Leur synthpop baroque alterne entre des morceaux enjoués et des ballades mélancoliques, sur une base de boite à rythme et de synthés innombrables, guitares avec du chorus, quelques sections de cuivre, le tout noyé dans de la reverb. Parfois on entend au loin des pianos romantiques à la Kate Bush. Cette musique aux allures faussement naïves a un arrière gout de tristesse permanent, de froideur industrielle caractéristique du Nord de l’Angleterre de l’époque. L’album s’ouvre sur leur single le plus connu, "Since Yesterday", qui a pour thématique le suicide, et qui est une très bonne introduction à l’univers du groupe. L’album est truffé de belles mélodies : "Little River", "Who Knows What Love Is", "Trees and flowers", et j’en passe. D’un côté, ça rappelle les chanteuses pop des années 80 comme Kirsty Maccoll et sa très bonne chanson "They don’t know about us". La maitrise totale des arrangements confère une réelle consistance à la musique des S.S. L’utilisation des claviers est vraiment inventive et diversifiée. D’après les Peel Sessions enregistrées en 1983, les morceaux ont été initialement composés pour une configuration plus post punk/brute. Le travail qui a été effectué en studio sur les claviers est vraiment original et singulier dans le paysage synthpop/new wave de l’époque. Les harmonies vocales sont vraiment étonnantes sur l’ensemble de l’album, participant à cet effet bucolique et enfantin caractéristique du groupe. Le refrain de "10 James Orr Street" est ornementé de voix mixées de façon quasi subliminales.
Une des originalités de cet album est aussi d’y avoir intégré des nappes de voix de façon à remplir l’espace, presque comme?des synthés. Cette trouvaille est la plus flagrante sur l’excellente "Beautiful end". Que l’on adhère ou pas au kitsch de l’esthétique générale de l’album, une chose est certaine : cette musique est sans pareil. Oui, certains morceaux peuvent paraitre un peu ringards.
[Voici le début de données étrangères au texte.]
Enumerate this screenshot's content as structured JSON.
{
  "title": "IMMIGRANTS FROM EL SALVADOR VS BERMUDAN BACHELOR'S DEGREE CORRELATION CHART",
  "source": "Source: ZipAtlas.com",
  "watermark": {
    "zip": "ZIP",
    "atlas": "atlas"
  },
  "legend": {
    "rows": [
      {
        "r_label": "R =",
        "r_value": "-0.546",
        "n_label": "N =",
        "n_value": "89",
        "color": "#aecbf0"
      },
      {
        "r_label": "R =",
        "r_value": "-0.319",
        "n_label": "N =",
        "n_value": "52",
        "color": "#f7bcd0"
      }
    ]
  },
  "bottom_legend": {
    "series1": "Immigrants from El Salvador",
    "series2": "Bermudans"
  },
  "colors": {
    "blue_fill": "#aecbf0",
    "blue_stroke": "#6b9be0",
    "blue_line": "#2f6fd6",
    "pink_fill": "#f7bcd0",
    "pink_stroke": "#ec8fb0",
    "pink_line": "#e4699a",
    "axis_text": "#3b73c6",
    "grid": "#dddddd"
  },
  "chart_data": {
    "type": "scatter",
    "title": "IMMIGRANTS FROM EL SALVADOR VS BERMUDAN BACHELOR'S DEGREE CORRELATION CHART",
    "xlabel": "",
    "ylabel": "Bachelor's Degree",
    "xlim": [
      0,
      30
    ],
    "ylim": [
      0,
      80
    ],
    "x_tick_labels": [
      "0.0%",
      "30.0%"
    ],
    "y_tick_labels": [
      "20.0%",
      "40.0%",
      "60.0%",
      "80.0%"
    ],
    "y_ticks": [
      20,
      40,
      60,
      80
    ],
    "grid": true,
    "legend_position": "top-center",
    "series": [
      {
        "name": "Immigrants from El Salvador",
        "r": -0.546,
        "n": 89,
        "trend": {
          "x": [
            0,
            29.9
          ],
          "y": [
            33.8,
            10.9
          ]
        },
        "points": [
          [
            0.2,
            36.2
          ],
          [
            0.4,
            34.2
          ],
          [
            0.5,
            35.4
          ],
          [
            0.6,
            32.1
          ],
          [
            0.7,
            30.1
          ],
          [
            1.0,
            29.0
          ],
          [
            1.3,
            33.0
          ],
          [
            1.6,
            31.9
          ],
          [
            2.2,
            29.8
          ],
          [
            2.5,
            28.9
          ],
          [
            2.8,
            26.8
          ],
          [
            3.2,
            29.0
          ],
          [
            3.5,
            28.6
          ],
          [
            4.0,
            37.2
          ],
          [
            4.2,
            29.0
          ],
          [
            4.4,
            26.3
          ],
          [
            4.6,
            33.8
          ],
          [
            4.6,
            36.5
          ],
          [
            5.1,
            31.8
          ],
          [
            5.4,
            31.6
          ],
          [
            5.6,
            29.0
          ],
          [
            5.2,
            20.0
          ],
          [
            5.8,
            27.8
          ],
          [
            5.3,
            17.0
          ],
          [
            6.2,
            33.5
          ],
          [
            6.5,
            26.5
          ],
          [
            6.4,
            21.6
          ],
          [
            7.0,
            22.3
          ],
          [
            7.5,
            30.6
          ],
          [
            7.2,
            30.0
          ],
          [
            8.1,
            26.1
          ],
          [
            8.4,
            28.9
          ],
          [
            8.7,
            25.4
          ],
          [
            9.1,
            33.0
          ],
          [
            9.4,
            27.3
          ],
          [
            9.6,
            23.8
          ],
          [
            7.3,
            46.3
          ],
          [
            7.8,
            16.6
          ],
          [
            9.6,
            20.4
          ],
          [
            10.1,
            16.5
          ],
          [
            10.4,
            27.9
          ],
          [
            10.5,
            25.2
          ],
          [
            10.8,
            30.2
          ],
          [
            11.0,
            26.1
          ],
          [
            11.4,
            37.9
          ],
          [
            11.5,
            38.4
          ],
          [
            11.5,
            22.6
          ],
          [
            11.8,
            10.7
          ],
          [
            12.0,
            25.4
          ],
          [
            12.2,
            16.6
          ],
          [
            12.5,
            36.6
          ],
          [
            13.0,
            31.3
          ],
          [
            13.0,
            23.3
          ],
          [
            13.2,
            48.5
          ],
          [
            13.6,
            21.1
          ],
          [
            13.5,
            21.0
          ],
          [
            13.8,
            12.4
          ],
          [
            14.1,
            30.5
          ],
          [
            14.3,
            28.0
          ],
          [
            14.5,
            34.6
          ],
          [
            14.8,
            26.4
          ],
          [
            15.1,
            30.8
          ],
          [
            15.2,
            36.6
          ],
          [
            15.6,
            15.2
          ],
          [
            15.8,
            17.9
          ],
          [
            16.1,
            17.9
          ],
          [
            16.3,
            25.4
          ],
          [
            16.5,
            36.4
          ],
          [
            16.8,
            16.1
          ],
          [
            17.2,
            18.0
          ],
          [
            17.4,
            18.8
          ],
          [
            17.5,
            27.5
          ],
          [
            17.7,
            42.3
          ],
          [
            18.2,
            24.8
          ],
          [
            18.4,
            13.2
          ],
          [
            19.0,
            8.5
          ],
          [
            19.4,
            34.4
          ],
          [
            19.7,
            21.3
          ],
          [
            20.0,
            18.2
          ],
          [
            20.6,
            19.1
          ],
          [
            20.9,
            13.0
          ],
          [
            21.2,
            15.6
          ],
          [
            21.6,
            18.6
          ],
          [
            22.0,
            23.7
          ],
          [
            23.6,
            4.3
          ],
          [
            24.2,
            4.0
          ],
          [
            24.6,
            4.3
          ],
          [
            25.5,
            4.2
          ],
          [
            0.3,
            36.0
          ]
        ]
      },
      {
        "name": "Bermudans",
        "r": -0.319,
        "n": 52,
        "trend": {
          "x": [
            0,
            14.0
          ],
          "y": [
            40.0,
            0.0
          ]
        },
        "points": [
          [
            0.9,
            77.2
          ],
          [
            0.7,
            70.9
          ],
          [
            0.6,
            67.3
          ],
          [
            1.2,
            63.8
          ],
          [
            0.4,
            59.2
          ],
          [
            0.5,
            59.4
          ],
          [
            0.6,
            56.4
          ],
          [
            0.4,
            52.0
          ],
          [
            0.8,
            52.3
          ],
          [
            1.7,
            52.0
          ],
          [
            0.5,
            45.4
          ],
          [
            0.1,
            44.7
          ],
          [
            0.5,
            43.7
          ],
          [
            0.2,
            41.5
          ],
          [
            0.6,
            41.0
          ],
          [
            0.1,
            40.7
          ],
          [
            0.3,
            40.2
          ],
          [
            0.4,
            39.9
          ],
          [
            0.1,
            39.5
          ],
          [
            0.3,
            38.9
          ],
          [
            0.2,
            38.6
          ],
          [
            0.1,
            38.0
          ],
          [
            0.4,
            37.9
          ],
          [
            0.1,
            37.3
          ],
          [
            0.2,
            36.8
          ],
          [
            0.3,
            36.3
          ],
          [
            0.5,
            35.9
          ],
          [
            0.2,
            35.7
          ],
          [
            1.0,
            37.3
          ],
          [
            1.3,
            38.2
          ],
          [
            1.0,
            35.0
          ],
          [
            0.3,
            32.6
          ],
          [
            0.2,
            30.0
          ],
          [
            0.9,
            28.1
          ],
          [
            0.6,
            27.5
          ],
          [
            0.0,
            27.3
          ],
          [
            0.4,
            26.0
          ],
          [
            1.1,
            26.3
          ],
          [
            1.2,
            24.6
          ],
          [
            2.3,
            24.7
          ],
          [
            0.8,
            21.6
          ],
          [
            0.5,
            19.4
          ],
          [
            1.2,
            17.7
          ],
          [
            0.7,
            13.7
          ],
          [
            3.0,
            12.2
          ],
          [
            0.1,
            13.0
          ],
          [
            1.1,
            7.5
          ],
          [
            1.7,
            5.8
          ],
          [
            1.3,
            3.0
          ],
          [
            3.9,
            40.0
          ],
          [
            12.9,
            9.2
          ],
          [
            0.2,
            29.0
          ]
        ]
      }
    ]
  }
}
La reprise de la chanson de Dolly Parton, "Jolene" est surprenante, mais après quelques écoutes elle devient aussi addictive que le reste.
Pas tout à fait dansant, pas tout à fait tubesque, pas commercial ni vraiment similaire à des projets dérivés de synthétiseurs plus obscurs voir expérimentaux de l’époque (Laurie Anderson, Psychic TV), Strawberry Switchblade est difficile à situer. Sans chercher à invoquer des clichés – pour une musique qui est tout sauf systématique ni attendue – il y a bel et bien un fantasme morose lié à l’écoute de ce disque dans lequel on aurait le sentiment d’assister, coincé entre des?ballons de baudruche aux couleurs acidulées, à une boum triste.